The Economic Survey underscores the need to maintain fiscal credibility

•The Economic Survey for 2017-18 paints the picture of an economy that gives reason for both optimism and caution. It projects that GDP growth could accelerate to 7-7.5% in 2018-19, from 6.75% in the current fiscal, reinstating India as the world’s fastest-growing major economy. According to Chief Economic Adviser Arvind Subramanian, the key factors contributing to the positive prognosis are the reform measures: the July 1 implementation of the Goods and Services Tax and the steps taken to address the twin balance sheet problem in the banking sector. The latter includes the push to use the Insolvency and Bankruptcy Code for debt resolution and the initiative to recapitalise public sector banks. Adding to these domestic enablers are the fair winds of a global recovery that have already lent a lift to overseas demand for India’s goods and services. But capitalising on these favourable factors while remaining vigilant to other macroeconomic threats, including a key risk in the form of persistently high oil prices, would require exemplary economic stewardship. Among the concerns the CEA has flagged is one relating to what the Survey calls “a classic emerging market ‘sudden stall’ induced by sharp corrections to elevated stock prices.” With Indian stock indices continuing to soar to new highs on an almost daily basis, the Survey warns against “sanguineness about its sustainability”. A correction in the stock market, besides triggering capital outflows, could force policymakers to raise interest rates, choking off the nascent recovery.
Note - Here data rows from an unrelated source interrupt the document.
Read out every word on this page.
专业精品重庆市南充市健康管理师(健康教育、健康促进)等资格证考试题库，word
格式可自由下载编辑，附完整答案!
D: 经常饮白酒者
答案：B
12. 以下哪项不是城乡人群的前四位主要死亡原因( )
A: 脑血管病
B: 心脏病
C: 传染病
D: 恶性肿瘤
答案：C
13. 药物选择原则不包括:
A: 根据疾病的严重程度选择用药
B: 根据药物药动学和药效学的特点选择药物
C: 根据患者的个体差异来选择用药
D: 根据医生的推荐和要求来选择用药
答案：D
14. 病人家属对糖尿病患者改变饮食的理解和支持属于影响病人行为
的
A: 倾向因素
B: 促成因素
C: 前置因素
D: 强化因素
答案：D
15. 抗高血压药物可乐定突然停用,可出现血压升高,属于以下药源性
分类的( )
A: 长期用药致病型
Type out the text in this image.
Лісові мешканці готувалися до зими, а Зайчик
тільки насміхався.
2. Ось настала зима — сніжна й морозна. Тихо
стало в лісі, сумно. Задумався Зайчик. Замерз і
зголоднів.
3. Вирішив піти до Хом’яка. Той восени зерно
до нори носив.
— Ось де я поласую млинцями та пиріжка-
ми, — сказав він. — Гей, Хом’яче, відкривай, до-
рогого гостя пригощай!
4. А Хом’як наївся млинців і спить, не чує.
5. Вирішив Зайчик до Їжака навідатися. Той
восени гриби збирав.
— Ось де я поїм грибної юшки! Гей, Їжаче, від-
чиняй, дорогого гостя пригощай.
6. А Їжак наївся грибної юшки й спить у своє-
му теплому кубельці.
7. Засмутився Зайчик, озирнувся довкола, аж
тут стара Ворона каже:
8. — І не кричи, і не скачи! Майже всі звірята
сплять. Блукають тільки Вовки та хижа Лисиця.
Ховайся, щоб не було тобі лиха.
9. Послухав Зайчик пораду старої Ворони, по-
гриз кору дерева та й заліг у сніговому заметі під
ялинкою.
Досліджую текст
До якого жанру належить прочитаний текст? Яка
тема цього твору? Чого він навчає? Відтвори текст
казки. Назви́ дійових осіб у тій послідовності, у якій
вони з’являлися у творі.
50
•On the fiscal front, the survey contends that the Centre needs to reappraise its priorities. The onus, it argues, has to be squarely placed on establishing and maintaining policy credibility. To this end, it argues against “setting overly ambitious targets for consolidation, especially in a pre-election year” that are based on optimistic and unrealistic assumptions. Instead, it recommends a “modest consolidation” that would signal a return to the path of calibrated deficit reductions. In doing so, it appears that the Survey is signalling that the government may have to retain the elbow room to stabilise the GST, complete the recapitalisation exercise and, most crucially, support agriculture. Devoting an entire chapter to ‘Climate, Climate Change and Agriculture’, the CEA and his team have stressed on the dangers climate change poses to the outlook for farm growth. With the potential to reduce annual agricultural incomes — by as much as 20-25% for unirrigated areas — the Survey calls for a range of mitigation measures including extensive provision of efficient irrigation technologies and a wholesale review of the cereal-centric approach to policy. Citing job creation and education as key priorities, the Survey sets out a plan for rapid economic expansion by recommending that policymakers keep their sights trained on strengthening “the only two truly sustainable engines — private investment and exports.”